CD40 signaling is critical for the growth of BCL6-expressing germinal center B cells, and earlier we showed that BCL6-immortalized B cells require stimulation through the CD40 pathway for growth 11. The importance of CD40 signaling is further demonstrated by findings that some B cell lymphomas can express self-stimulatory CD40 ligand (CD40L)15-17. We therefore examined whether primary B cells could be transformed to autonomous growth by co-expression of BCL6 and CD40L. To test this, we transduced lipopolysaccharide (LPS)-activated p53-deficient B cells with GFP-expressing plus CD40L-expressing retroviruses or with BCL6-GFP-expressing plus CD40L-expressing retroviruses. We then purified cells expressing both CD40L and GFP by cell sorting, and assessed the growth of the sorted B cells over time (Figure 1A). Following cell sorting and placement back into culture, GFP plus CD40L (“ML”) B cells die off over the course of two weeks. While GFP-BCL6 plus CD40L (“BL”) B cells initially died at a similar rate as “ML” B cells when first placed in culture, they soon stabilized and started steady growth from then onwards. After an initial three-week culture period, the BL B cells could thereafter be maintained as an exponentially growing cell line. In over ten different experiments, BL B cell lines were established consistently, while cell lines never grew out of ML cultures. Tests with wild-type B cells in this system showed dampened proliferation and survival, consistent with our previous experiments 11. Importantly, transformed BL B cell lines were never generated with wild-type B cells, showing the importance of p53 mutation in this system, as in our “immortalization” system 11. BL B cell lines were also generated consistently from unsorted “bulk” B cell cultures. Figure 1B shows the strong outgrowth of CD40L plus GFP-BCL6 positive cells from a bulk BL B cell culture over a few weeks, where the CD40L plus GFP-BCL6 positive cells started as only 2% of the original culture. BL B cell lines are polyclonal, as shown by genomic DNA analysis of retrovirus insertion (Figure 2A), and thus do not represent an outgrowth of one rare mutant cell type.

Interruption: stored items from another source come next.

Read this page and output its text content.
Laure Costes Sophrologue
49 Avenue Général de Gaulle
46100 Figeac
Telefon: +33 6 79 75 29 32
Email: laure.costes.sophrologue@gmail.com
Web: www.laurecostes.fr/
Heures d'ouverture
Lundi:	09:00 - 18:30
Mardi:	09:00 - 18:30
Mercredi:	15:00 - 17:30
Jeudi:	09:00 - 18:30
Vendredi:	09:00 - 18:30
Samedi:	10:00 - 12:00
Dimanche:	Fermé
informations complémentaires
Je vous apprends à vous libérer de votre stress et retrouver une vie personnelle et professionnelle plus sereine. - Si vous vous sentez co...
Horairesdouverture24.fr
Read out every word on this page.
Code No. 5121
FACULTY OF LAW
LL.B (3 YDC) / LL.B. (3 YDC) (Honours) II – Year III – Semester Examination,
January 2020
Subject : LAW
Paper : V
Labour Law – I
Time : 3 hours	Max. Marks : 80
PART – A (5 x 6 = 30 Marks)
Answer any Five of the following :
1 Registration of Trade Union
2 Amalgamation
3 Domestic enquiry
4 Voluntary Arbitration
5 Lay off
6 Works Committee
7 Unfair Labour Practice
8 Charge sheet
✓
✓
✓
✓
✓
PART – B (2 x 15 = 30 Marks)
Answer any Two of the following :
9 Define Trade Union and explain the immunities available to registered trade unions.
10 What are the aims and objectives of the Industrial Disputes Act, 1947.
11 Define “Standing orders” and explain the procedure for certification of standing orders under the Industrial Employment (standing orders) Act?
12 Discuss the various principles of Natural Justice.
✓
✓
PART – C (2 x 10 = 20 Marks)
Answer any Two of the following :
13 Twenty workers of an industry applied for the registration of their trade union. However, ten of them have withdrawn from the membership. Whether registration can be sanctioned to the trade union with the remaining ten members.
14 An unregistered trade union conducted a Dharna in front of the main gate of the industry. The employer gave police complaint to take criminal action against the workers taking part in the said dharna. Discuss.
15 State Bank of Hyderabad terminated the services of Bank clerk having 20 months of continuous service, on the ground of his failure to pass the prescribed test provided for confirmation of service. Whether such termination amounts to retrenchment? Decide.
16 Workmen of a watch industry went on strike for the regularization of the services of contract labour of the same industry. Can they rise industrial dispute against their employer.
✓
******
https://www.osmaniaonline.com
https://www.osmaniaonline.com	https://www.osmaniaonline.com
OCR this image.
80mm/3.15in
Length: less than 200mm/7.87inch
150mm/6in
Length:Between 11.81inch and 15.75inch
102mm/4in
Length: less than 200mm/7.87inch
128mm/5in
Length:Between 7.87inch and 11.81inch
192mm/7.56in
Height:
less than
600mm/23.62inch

BL B cells grow as tumors in mice and thus represent true transformed B cells. Three different BL B cell lines were injected intraperitoneally into Rag1-/- (lymphocyte cell deficient) mice, 3 mice per cell line, 5 × 106 cells per mouse. Two to four weeks later, tumors were visible on all injected mice (9/9), and large numbers of tumor cells were recovered from either the ascites or the spleen. Figure 2B shows that tumors cells recovered from mice show very similar polyclonality as the input cells, indicating that multiple clones within each BL B cell line are transformed and can grow as tumor cells.
In order to understand how BCL6 cooperated with CD40L to transform primary p53-deficient B cells, we assessed survival and cell cycle progression in purified ML and BL cells following 24 hours in cell culture (Figure 3). We observed that expression of BCL6 led to a significant increase in the survival of the cultured cells, while in contrast BCL6 did not dramatically alter cell cycle progression of the B cells. We did observe a slight increase in cells in the G2/M phase with BCL6 plus CD40L.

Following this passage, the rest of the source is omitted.